One last task to complete.
“As pretty as you were in the green dress and jewels in your hair,” Ravencroft softly rumbled, “I like this look even better.” He captured her braid and used the tip of it to caress behind her ear, down her neck, and along her collarbone to the drawstring tie of her night rail.
She kept breathing only by conscious effort as she watched him play with her hair, reveling in the sensations he created. “I thought you were asleep when I left.”
“Half asleep. Your maids have very firm opinions as to which hairstyle would flatter you most.”
“Did their arguing disturb your rest?”
He shook his head. “It’s a perspective I don’t think I’ve ever heard before. All I knew is that my sisters take forever to get ready, but not why. Now I have a clue.”
“With that clue, you are ahead of most gentlemen.” She unwound the bandage on his forearm and gently wiped off the poultice, threw it in the fire, and stirred the preparation in a glass jar that she’d made earlier.
“No moldy bread?”
She sat beside him again. “At the academy, we used this recipe on less serious wounds and cuts. With the infection under control, I feel it’s time to switch.”
“Smells better.”
“Honey, with powdered lavender, marigold, and comfrey. Want to try a taste?” She held up a spoonful, the golden liquid gleaming in the candlelight as it trickled back into the jar.
He grimaced. “I’ll rely on your word that it’s effective.”
He took deep breaths, preparing himself for the discomfort he’d come to expect when she tended his arm. “Drink up.” She handed him the cup of tea, heavy on the whiskey because according to the sheet, Maggie and Sally had not given him any in all the hours she’d been gone. He was likely thirsty as well as in pain.
He saluted her with the cup before gulping it down.

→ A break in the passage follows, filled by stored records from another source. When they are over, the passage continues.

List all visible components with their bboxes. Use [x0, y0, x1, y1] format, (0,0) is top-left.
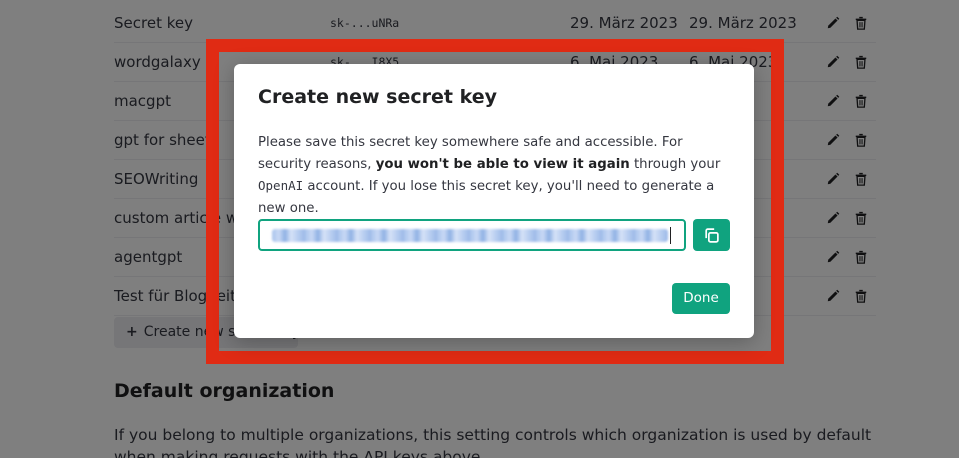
dialog-title: Create new secret key — [258, 86, 497, 108]
create-secret-key-dialog: Create new secret key Please save this s… — [234, 64, 754, 338]
done-button[interactable]: Done — [672, 283, 730, 314]
secret-key-field[interactable] — [258, 219, 686, 251]
copy-key-button[interactable] — [693, 219, 730, 251]
desc-text-3: account. If you lose this secret key, yo… — [258, 179, 715, 216]
text-caret — [670, 227, 671, 244]
dialog-description: Please save this secret key somewhere sa… — [258, 132, 733, 219]
copy-icon — [705, 228, 719, 243]
desc-brand-text: OpenAI — [258, 178, 304, 193]
desc-bold-text: you won't be able to view it again — [375, 156, 630, 172]
desc-text-2: through your — [629, 156, 721, 172]
blurred-secret-key-value — [272, 229, 668, 242]
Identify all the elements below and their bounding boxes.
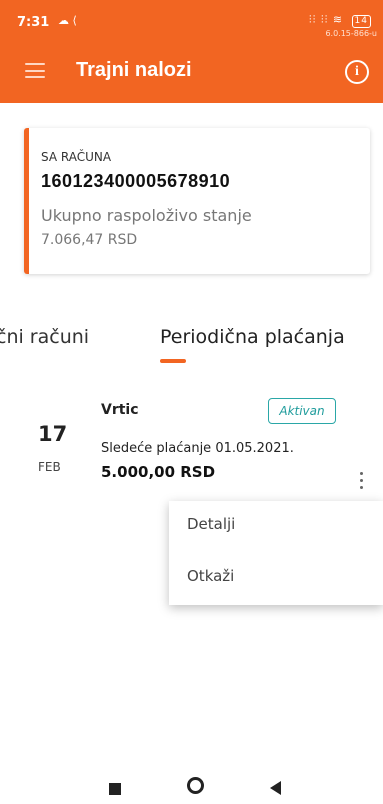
tab-accounts[interactable]: čni računi (0, 326, 89, 348)
options-menu: Detalji Otkaži (169, 501, 383, 605)
next-payment-date: Sledeće plaćanje 01.05.2021. (101, 441, 294, 456)
balance-value: 7.066,47 RSD (41, 232, 138, 248)
system-nav-bar (0, 770, 383, 804)
more-options-icon[interactable] (360, 472, 364, 490)
account-card[interactable]: SA RAČUNA 160123400005678910 Ukupno rasp… (24, 128, 370, 274)
page-title: Trajni nalozi (76, 59, 192, 81)
recent-apps-icon[interactable] (109, 783, 121, 795)
menu-item-cancel[interactable]: Otkaži (187, 567, 234, 585)
account-card-accent (24, 128, 29, 274)
menu-item-details[interactable]: Detalji (187, 515, 235, 533)
app-bar: 7:31 ☁ ⟨ ⫶⫶ ⫶⫶ ≋ 14 6.0.15-866-u Trajni … (0, 0, 383, 103)
payment-day: 17 (38, 422, 68, 446)
home-icon[interactable] (187, 777, 204, 794)
back-icon[interactable] (270, 781, 281, 795)
tab-bar: čni računi Periodična plaćanja (0, 320, 383, 370)
payment-amount: 5.000,00 RSD (101, 463, 216, 481)
active-tab-indicator (160, 359, 186, 363)
info-icon[interactable]: i (345, 60, 369, 84)
balance-label: Ukupno raspoloživo stanje (41, 206, 252, 225)
account-label: SA RAČUNA (41, 150, 112, 164)
tab-periodic-payments[interactable]: Periodična plaćanja (160, 326, 345, 348)
status-badge: Aktivan (268, 398, 336, 424)
status-time: 7:31 (17, 15, 50, 30)
signal-icons: ⫶⫶ ⫶⫶ ≋ (308, 13, 344, 26)
signal-wifi-icons: ⫶⫶ ⫶⫶ ≋ 14 (309, 13, 371, 28)
payee-name: Vrtic (101, 402, 139, 418)
payment-month: FEB (38, 460, 61, 474)
battery-icon: 14 (351, 15, 371, 28)
hamburger-menu-icon[interactable] (25, 63, 45, 78)
notification-icons: ☁ ⟨ (58, 14, 77, 27)
status-bar: 7:31 ☁ ⟨ ⫶⫶ ⫶⫶ ≋ 14 6.0.15-866-u (0, 0, 383, 38)
version-label: 6.0.15-866-u (325, 29, 377, 38)
account-number: 160123400005678910 (41, 171, 231, 191)
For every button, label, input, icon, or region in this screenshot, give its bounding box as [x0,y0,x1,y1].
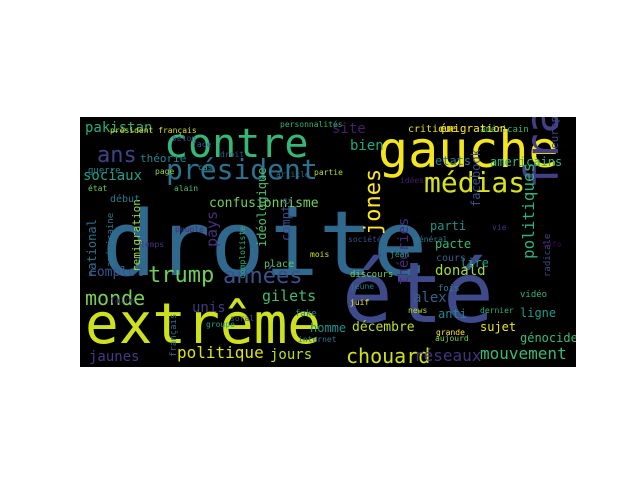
word-84: vie [492,223,507,232]
word-76: cas [198,163,213,172]
word-93: dernier [480,306,514,315]
word-36: compte [279,198,293,241]
word-17: politique [177,343,264,362]
word-74: jeune [350,282,374,291]
word-56: émigration [440,122,506,135]
word-45: anti [438,307,467,321]
word-16: réseaux [414,346,482,365]
word-49: théorie [140,152,186,165]
word-52: europe [548,117,561,149]
word-79: général [414,234,448,244]
word-72: selon [172,134,196,143]
word-68: news [408,306,427,315]
word-78: juif [350,298,369,307]
word-41: idéologique [255,168,269,247]
word-44: sujet [480,320,516,334]
word-62: discours [350,270,393,280]
word-47: remigration [130,199,143,272]
word-37: homme [310,321,346,335]
word-43: ligne [520,306,556,320]
word-91: peuple [175,225,204,234]
word-77: mois [310,250,329,259]
word-cloud: droiteétéextrêmegauchecontrefranceprésid… [80,117,576,367]
word-15: mouvement [480,344,567,363]
word-39: etats [435,154,471,168]
word-53: fois [438,284,460,294]
word-46: génocide [520,331,576,345]
word-58: français [169,314,179,357]
word-14: politiques [519,163,538,259]
word-13: ans [97,143,137,168]
word-64: complotiste [238,226,247,279]
word-67: fake [295,309,317,319]
word-27: décembre [352,320,415,335]
word-cloud-canvas: droiteétéextrêmegauchecontrefranceprésid… [83,117,576,367]
figure: droiteétéextrêmegauchecontrefranceprésid… [0,0,640,480]
word-30: bien [350,138,384,154]
word-48: début [110,193,140,205]
word-80: info [542,240,561,249]
word-75: faire [110,296,134,305]
word-61: guerre [88,166,121,176]
word-90: jean [390,250,409,259]
word-31: parti [430,219,466,233]
word-19: gilets [262,287,316,305]
word-81: temps [140,240,164,249]
word-8: trump [148,263,214,288]
word-69: internet [298,335,337,344]
word-50: place [264,259,294,270]
word-18: jaunes [89,349,140,365]
word-59: vidéo [520,289,547,300]
word-25: jours [270,347,312,363]
word-73: droit [220,150,244,159]
word-88: état [88,183,107,193]
word-83: alain [174,184,198,193]
word-92: personnalités [280,119,343,129]
word-51: cours [436,253,466,264]
word-82: article [276,170,310,179]
word-57: américaine [105,213,116,267]
word-89: société [348,234,382,244]
word-71: aujourd [435,334,469,343]
word-86: partie [314,168,343,177]
word-24: unis [192,300,226,316]
word-40: americains [490,155,562,169]
word-63: idées [400,175,424,185]
word-87: groupe [206,320,235,329]
word-23: pays [203,211,221,247]
word-12: jones [361,169,386,235]
word-94: président français [110,125,197,135]
word-65: page [155,167,174,176]
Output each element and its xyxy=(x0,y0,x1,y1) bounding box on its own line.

“I met Mr. Barrett tonight.” She glanced to gauge his reaction. He was staring into the bottom of this cup. “He asked about you.” Thinking of the elderly gentleman calling out for his ‘bassy boys,’ she couldn’t hold back a grin. “Westbrook told him you were at your estate.” Her smile faded. “Barrett said what a tragedy it was about your father and brother.”
David continued to stare into his cup as though it held the answers to all the questions in the universe, including those she hadn’t dared ask. She proceeded with spreading on the honey preparation and the muslin dressing. When it came time to wind the bandage, David reached his hand between her arm and torso rather than expend the effort to hold up his arm. Without thinking, she tucked her arm close, trapping his hand. Through the loose fabric of her night rail and wrapper, she felt him caress her bicep with his thumb.
“I was at Barrett’s house party when they died.”
He uttered the words so quietly, she felt them more than heard them.
“He’d invited a dozen of us, some with their wives, to his estate. He and his wife never had children. They invite current and former students to join them every summer, to make music. Put on plays.”
His eyes closed while she wound the muslin strip around his arm.
“He retired. This was the first time they’d invited us for Guy Fawkes Day. We wrote music to play during the fireworks display in the village. Liam and I were going to travel back to spend Christmas with our families, but snow kept falling, and we were having fun. Why travel in nasty weather?”
She tied off the bandage and rested his hand on her thigh, covering his fingers with her own. Just to check his temperature. Make sure the bandage wasn’t too tight.
“A letter from my mother arrived just after New Year’s Day, telling me Father was ill.”
She wrapped her fingers around his.
“By the time I reached the house in London, not only had my father died of influenza, so had my elder brother. My mother didn’t survive the combined strain of her grief and the illness. Two maids and a footman also succumbed. The butler greeted me at the door as Lord Ravencroft.” He squeezed his eyes shut. “While I was off making merry, they were dying.”
There was nothing she could say that would take away his grief or guilt, so she did the only thing she could, and held onto his hand. The fire crackled and the clock on the mantel ticked. Her mind raced.